From the Practice bank: Clear, hold, build West Yorkshire Police
This initiative, captured in the College of Policing Practice bank, provides a framework for bringing serious and organised crime group threats into neighbourhood policing. West Yorkshire Police focused on an area in Bradford, the BD3 postcode, which includes the wards with the highest harm scores in West Yorkshire, measured by the Managing of Risk in Law Enforcement (MoRiLE score), high numbers of organised crime groups operating out of the area and high levels of deprivation. The area was hostile to traditional policing, with low reporting to the police and low confidence and trust in the police. To reduce the activity of organised crime in the area and improve community safety and confidence in the police, West Yorkshire Police launched three phases of activity under the headings of clear, hold and build. Beginning in 2020, they first they targeted organised crime gangs, they then worked to ensure spaces remained safe through stopping other gangs capitalising on the vacuum created. They then used a whole system approach, working with the community, to tackle the drivers of crime. In the Bradford BD3 area, the crime severity score monitoring showed a 37% reduction over six months.
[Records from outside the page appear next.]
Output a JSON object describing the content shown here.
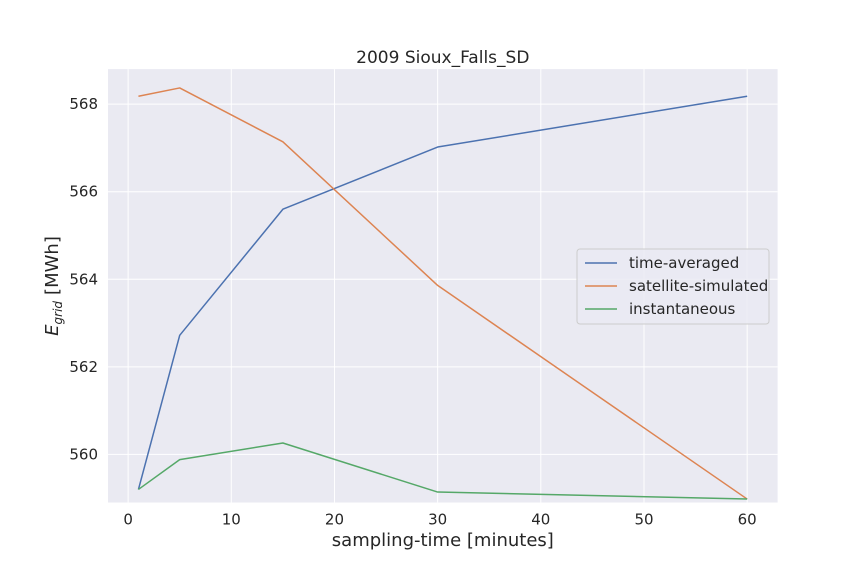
{
  "chart_data": {
    "type": "line",
    "title": "2009 Sioux_Falls_SD",
    "xlabel": "sampling-time [minutes]",
    "ylabel_main": "E",
    "ylabel_sub": "grid",
    "ylabel_unit": "[MWh]",
    "x": [
      1,
      5,
      15,
      30,
      60
    ],
    "xlim": [
      -1.95,
      62.95
    ],
    "ylim": [
      558.9,
      568.8
    ],
    "xticks": [
      0,
      10,
      20,
      30,
      40,
      50,
      60
    ],
    "yticks": [
      560,
      562,
      564,
      566,
      568
    ],
    "grid": true,
    "legend_position": "center-right",
    "series": [
      {
        "name": "time-averaged",
        "color": "#4c72b0",
        "values": [
          559.2,
          562.72,
          565.6,
          567.02,
          568.18
        ]
      },
      {
        "name": "satellite-simulated",
        "color": "#dd8452",
        "values": [
          568.18,
          568.37,
          567.14,
          563.86,
          558.98
        ]
      },
      {
        "name": "instantaneous",
        "color": "#55a868",
        "values": [
          559.2,
          559.88,
          560.26,
          559.14,
          558.98
        ]
      }
    ]
  },
  "colors": {
    "plot_background": "#eaeaf2",
    "grid": "#ffffff"
  }
}
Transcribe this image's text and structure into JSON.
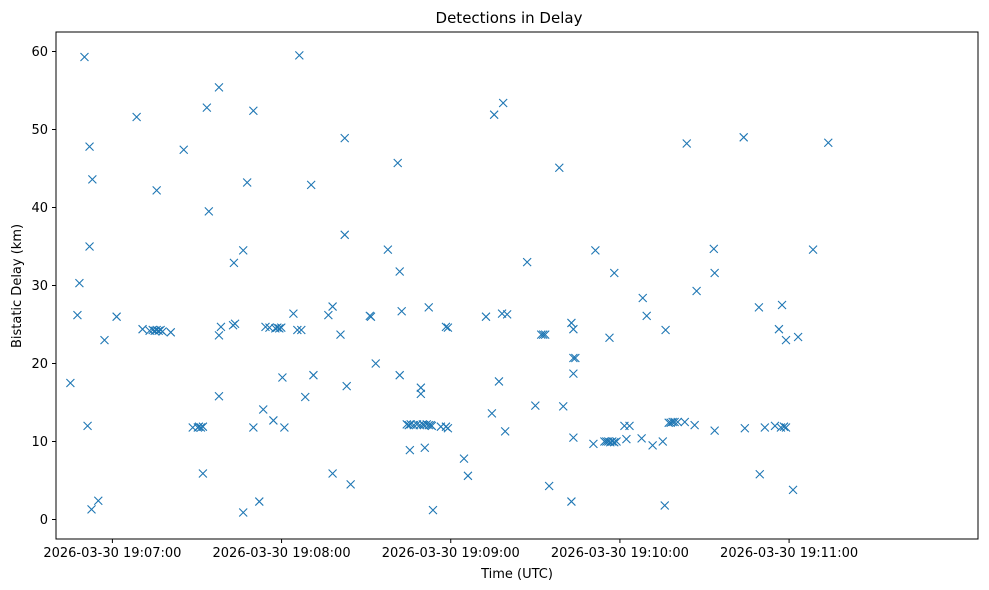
{
  "chart_data": {
    "type": "scatter",
    "title": "Detections in Delay",
    "xlabel": "Time (UTC)",
    "ylabel": "Bistatic Delay (km)",
    "x_is_time": true,
    "xlim": [
      "2026-03-30 19:06:40",
      "2026-03-30 19:12:07"
    ],
    "ylim": [
      -2.5,
      62.5
    ],
    "xticks": [
      {
        "value": "2026-03-30 19:07:00",
        "label": "2026-03-30 19:07:00"
      },
      {
        "value": "2026-03-30 19:08:00",
        "label": "2026-03-30 19:08:00"
      },
      {
        "value": "2026-03-30 19:09:00",
        "label": "2026-03-30 19:09:00"
      },
      {
        "value": "2026-03-30 19:10:00",
        "label": "2026-03-30 19:10:00"
      },
      {
        "value": "2026-03-30 19:11:00",
        "label": "2026-03-30 19:11:00"
      }
    ],
    "yticks": [
      {
        "value": 0,
        "label": "0"
      },
      {
        "value": 10,
        "label": "10"
      },
      {
        "value": 20,
        "label": "20"
      },
      {
        "value": 30,
        "label": "30"
      },
      {
        "value": 40,
        "label": "40"
      },
      {
        "value": 50,
        "label": "50"
      },
      {
        "value": 60,
        "label": "60"
      }
    ],
    "grid": false,
    "marker": "x",
    "marker_color": "#1f77b4",
    "series": [
      {
        "points": [
          [
            "2026-03-30 19:06:45.1",
            17.5
          ],
          [
            "2026-03-30 19:06:47.6",
            26.2
          ],
          [
            "2026-03-30 19:06:48.3",
            30.3
          ],
          [
            "2026-03-30 19:06:50.1",
            59.3
          ],
          [
            "2026-03-30 19:06:51.2",
            12.0
          ],
          [
            "2026-03-30 19:06:51.9",
            47.8
          ],
          [
            "2026-03-30 19:06:51.9",
            35.0
          ],
          [
            "2026-03-30 19:06:52.6",
            1.3
          ],
          [
            "2026-03-30 19:06:52.9",
            43.6
          ],
          [
            "2026-03-30 19:06:55.0",
            2.4
          ],
          [
            "2026-03-30 19:06:57.2",
            23.0
          ],
          [
            "2026-03-30 19:07:01.5",
            26.0
          ],
          [
            "2026-03-30 19:07:08.6",
            51.6
          ],
          [
            "2026-03-30 19:07:10.7",
            24.4
          ],
          [
            "2026-03-30 19:07:13.2",
            24.2
          ],
          [
            "2026-03-30 19:07:14.3",
            24.3
          ],
          [
            "2026-03-30 19:07:15.0",
            24.2
          ],
          [
            "2026-03-30 19:07:15.7",
            24.3
          ],
          [
            "2026-03-30 19:07:16.4",
            24.2
          ],
          [
            "2026-03-30 19:07:17.1",
            24.3
          ],
          [
            "2026-03-30 19:07:17.8",
            24.1
          ],
          [
            "2026-03-30 19:07:15.7",
            42.2
          ],
          [
            "2026-03-30 19:07:20.7",
            24.0
          ],
          [
            "2026-03-30 19:07:25.3",
            47.4
          ],
          [
            "2026-03-30 19:07:28.5",
            11.8
          ],
          [
            "2026-03-30 19:07:30.3",
            11.8
          ],
          [
            "2026-03-30 19:07:30.7",
            11.9
          ],
          [
            "2026-03-30 19:07:31.4",
            11.8
          ],
          [
            "2026-03-30 19:07:32.1",
            11.9
          ],
          [
            "2026-03-30 19:07:32.1",
            5.9
          ],
          [
            "2026-03-30 19:07:33.5",
            52.8
          ],
          [
            "2026-03-30 19:07:34.2",
            39.5
          ],
          [
            "2026-03-30 19:07:37.8",
            55.4
          ],
          [
            "2026-03-30 19:07:37.8",
            23.6
          ],
          [
            "2026-03-30 19:07:37.8",
            15.8
          ],
          [
            "2026-03-30 19:07:38.5",
            24.7
          ],
          [
            "2026-03-30 19:07:42.8",
            24.9
          ],
          [
            "2026-03-30 19:07:43.5",
            25.1
          ],
          [
            "2026-03-30 19:07:43.1",
            32.9
          ],
          [
            "2026-03-30 19:07:46.4",
            34.5
          ],
          [
            "2026-03-30 19:07:47.8",
            43.2
          ],
          [
            "2026-03-30 19:07:46.4",
            0.9
          ],
          [
            "2026-03-30 19:07:50.0",
            52.4
          ],
          [
            "2026-03-30 19:07:50.0",
            11.8
          ],
          [
            "2026-03-30 19:07:52.1",
            2.3
          ],
          [
            "2026-03-30 19:07:53.5",
            14.1
          ],
          [
            "2026-03-30 19:07:54.3",
            24.7
          ],
          [
            "2026-03-30 19:07:55.7",
            24.6
          ],
          [
            "2026-03-30 19:07:57.1",
            12.7
          ],
          [
            "2026-03-30 19:07:57.8",
            24.5
          ],
          [
            "2026-03-30 19:07:58.5",
            24.6
          ],
          [
            "2026-03-30 19:07:59.2",
            24.5
          ],
          [
            "2026-03-30 19:07:59.9",
            24.6
          ],
          [
            "2026-03-30 19:08:00.3",
            18.2
          ],
          [
            "2026-03-30 19:08:01.0",
            11.8
          ],
          [
            "2026-03-30 19:08:04.2",
            26.4
          ],
          [
            "2026-03-30 19:08:05.6",
            24.3
          ],
          [
            "2026-03-30 19:08:06.3",
            59.5
          ],
          [
            "2026-03-30 19:08:07.0",
            24.3
          ],
          [
            "2026-03-30 19:08:08.4",
            15.7
          ],
          [
            "2026-03-30 19:08:10.5",
            42.9
          ],
          [
            "2026-03-30 19:08:11.3",
            18.5
          ],
          [
            "2026-03-30 19:08:16.6",
            26.2
          ],
          [
            "2026-03-30 19:08:18.1",
            27.3
          ],
          [
            "2026-03-30 19:08:18.1",
            5.9
          ],
          [
            "2026-03-30 19:08:20.9",
            23.7
          ],
          [
            "2026-03-30 19:08:22.4",
            48.9
          ],
          [
            "2026-03-30 19:08:22.4",
            36.5
          ],
          [
            "2026-03-30 19:08:23.1",
            17.1
          ],
          [
            "2026-03-30 19:08:24.5",
            4.5
          ],
          [
            "2026-03-30 19:08:31.3",
            26.1
          ],
          [
            "2026-03-30 19:08:31.7",
            26.0
          ],
          [
            "2026-03-30 19:08:33.4",
            20.0
          ],
          [
            "2026-03-30 19:08:37.7",
            34.6
          ],
          [
            "2026-03-30 19:08:41.2",
            45.7
          ],
          [
            "2026-03-30 19:08:41.9",
            31.8
          ],
          [
            "2026-03-30 19:08:41.9",
            18.5
          ],
          [
            "2026-03-30 19:08:42.6",
            26.7
          ],
          [
            "2026-03-30 19:08:44.4",
            12.2
          ],
          [
            "2026-03-30 19:08:45.1",
            12.1
          ],
          [
            "2026-03-30 19:08:45.5",
            8.9
          ],
          [
            "2026-03-30 19:08:45.8",
            12.2
          ],
          [
            "2026-03-30 19:08:46.9",
            12.1
          ],
          [
            "2026-03-30 19:08:48.0",
            12.2
          ],
          [
            "2026-03-30 19:08:49.0",
            12.1
          ],
          [
            "2026-03-30 19:08:49.4",
            16.9
          ],
          [
            "2026-03-30 19:08:49.4",
            16.1
          ],
          [
            "2026-03-30 19:08:50.1",
            12.2
          ],
          [
            "2026-03-30 19:08:50.5",
            12.1
          ],
          [
            "2026-03-30 19:08:50.8",
            9.2
          ],
          [
            "2026-03-30 19:08:51.5",
            12.2
          ],
          [
            "2026-03-30 19:08:52.2",
            12.1
          ],
          [
            "2026-03-30 19:08:52.2",
            27.2
          ],
          [
            "2026-03-30 19:08:52.9",
            12.1
          ],
          [
            "2026-03-30 19:08:53.3",
            12.0
          ],
          [
            "2026-03-30 19:08:53.7",
            1.2
          ],
          [
            "2026-03-30 19:08:56.5",
            11.9
          ],
          [
            "2026-03-30 19:08:58.3",
            24.7
          ],
          [
            "2026-03-30 19:08:58.3",
            11.9
          ],
          [
            "2026-03-30 19:08:59.0",
            24.6
          ],
          [
            "2026-03-30 19:08:59.0",
            11.7
          ],
          [
            "2026-03-30 19:09:04.7",
            7.8
          ],
          [
            "2026-03-30 19:09:06.1",
            5.6
          ],
          [
            "2026-03-30 19:09:12.5",
            26.0
          ],
          [
            "2026-03-30 19:09:14.6",
            13.6
          ],
          [
            "2026-03-30 19:09:15.4",
            51.9
          ],
          [
            "2026-03-30 19:09:17.1",
            17.7
          ],
          [
            "2026-03-30 19:09:18.2",
            26.4
          ],
          [
            "2026-03-30 19:09:18.6",
            53.4
          ],
          [
            "2026-03-30 19:09:19.3",
            11.3
          ],
          [
            "2026-03-30 19:09:20.0",
            26.3
          ],
          [
            "2026-03-30 19:09:27.1",
            33.0
          ],
          [
            "2026-03-30 19:09:30.0",
            14.6
          ],
          [
            "2026-03-30 19:09:32.1",
            23.7
          ],
          [
            "2026-03-30 19:09:32.8",
            23.7
          ],
          [
            "2026-03-30 19:09:33.5",
            23.7
          ],
          [
            "2026-03-30 19:09:34.9",
            4.3
          ],
          [
            "2026-03-30 19:09:38.5",
            45.1
          ],
          [
            "2026-03-30 19:09:39.9",
            14.5
          ],
          [
            "2026-03-30 19:09:42.8",
            25.2
          ],
          [
            "2026-03-30 19:09:43.5",
            24.4
          ],
          [
            "2026-03-30 19:09:43.5",
            20.7
          ],
          [
            "2026-03-30 19:09:44.2",
            20.7
          ],
          [
            "2026-03-30 19:09:43.5",
            18.7
          ],
          [
            "2026-03-30 19:09:43.5",
            10.5
          ],
          [
            "2026-03-30 19:09:42.8",
            2.3
          ],
          [
            "2026-03-30 19:09:50.6",
            9.7
          ],
          [
            "2026-03-30 19:09:51.3",
            34.5
          ],
          [
            "2026-03-30 19:09:54.5",
            10.0
          ],
          [
            "2026-03-30 19:09:55.2",
            10.0
          ],
          [
            "2026-03-30 19:09:55.9",
            10.0
          ],
          [
            "2026-03-30 19:09:56.3",
            23.3
          ],
          [
            "2026-03-30 19:09:56.6",
            9.9
          ],
          [
            "2026-03-30 19:09:57.3",
            10.0
          ],
          [
            "2026-03-30 19:09:58.0",
            9.9
          ],
          [
            "2026-03-30 19:09:58.0",
            31.6
          ],
          [
            "2026-03-30 19:09:58.8",
            10.0
          ],
          [
            "2026-03-30 19:10:01.6",
            12.0
          ],
          [
            "2026-03-30 19:10:02.3",
            10.3
          ],
          [
            "2026-03-30 19:10:03.4",
            12.0
          ],
          [
            "2026-03-30 19:10:07.7",
            10.4
          ],
          [
            "2026-03-30 19:10:08.1",
            28.4
          ],
          [
            "2026-03-30 19:10:09.5",
            26.1
          ],
          [
            "2026-03-30 19:10:11.6",
            9.5
          ],
          [
            "2026-03-30 19:10:15.2",
            10.0
          ],
          [
            "2026-03-30 19:10:15.9",
            1.8
          ],
          [
            "2026-03-30 19:10:16.2",
            24.3
          ],
          [
            "2026-03-30 19:10:17.3",
            12.4
          ],
          [
            "2026-03-30 19:10:18.0",
            12.4
          ],
          [
            "2026-03-30 19:10:18.7",
            12.5
          ],
          [
            "2026-03-30 19:10:19.4",
            12.5
          ],
          [
            "2026-03-30 19:10:20.5",
            12.5
          ],
          [
            "2026-03-30 19:10:23.0",
            12.5
          ],
          [
            "2026-03-30 19:10:23.7",
            48.2
          ],
          [
            "2026-03-30 19:10:26.5",
            12.1
          ],
          [
            "2026-03-30 19:10:27.2",
            29.3
          ],
          [
            "2026-03-30 19:10:33.3",
            34.7
          ],
          [
            "2026-03-30 19:10:33.6",
            31.6
          ],
          [
            "2026-03-30 19:10:33.6",
            11.4
          ],
          [
            "2026-03-30 19:10:43.9",
            49.0
          ],
          [
            "2026-03-30 19:10:44.3",
            11.7
          ],
          [
            "2026-03-30 19:10:49.3",
            27.2
          ],
          [
            "2026-03-30 19:10:49.6",
            5.8
          ],
          [
            "2026-03-30 19:10:51.4",
            11.8
          ],
          [
            "2026-03-30 19:10:55.0",
            12.0
          ],
          [
            "2026-03-30 19:10:56.4",
            24.4
          ],
          [
            "2026-03-30 19:10:57.1",
            11.8
          ],
          [
            "2026-03-30 19:10:57.5",
            27.5
          ],
          [
            "2026-03-30 19:10:58.2",
            11.9
          ],
          [
            "2026-03-30 19:10:58.9",
            11.8
          ],
          [
            "2026-03-30 19:10:58.9",
            23.0
          ],
          [
            "2026-03-30 19:11:01.4",
            3.8
          ],
          [
            "2026-03-30 19:11:03.2",
            23.4
          ],
          [
            "2026-03-30 19:11:08.5",
            34.6
          ],
          [
            "2026-03-30 19:11:13.9",
            48.3
          ]
        ]
      }
    ]
  }
}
There was also a 30% reduction in serious violence offences, a 20% reduction in drug offences and a reduction in MoRiLE threat scores for the locations. Relationships between the police and the community have improved – the community feels the police are more accessible. This has built confidence about reporting intelligence through the partnership portal. The initiative was used as pilot proof of concept by the Home Office and similar initiatives are being rolled out nationally. The practice bank also draws out key learning drawn from the pilot for those seeking to replicate it.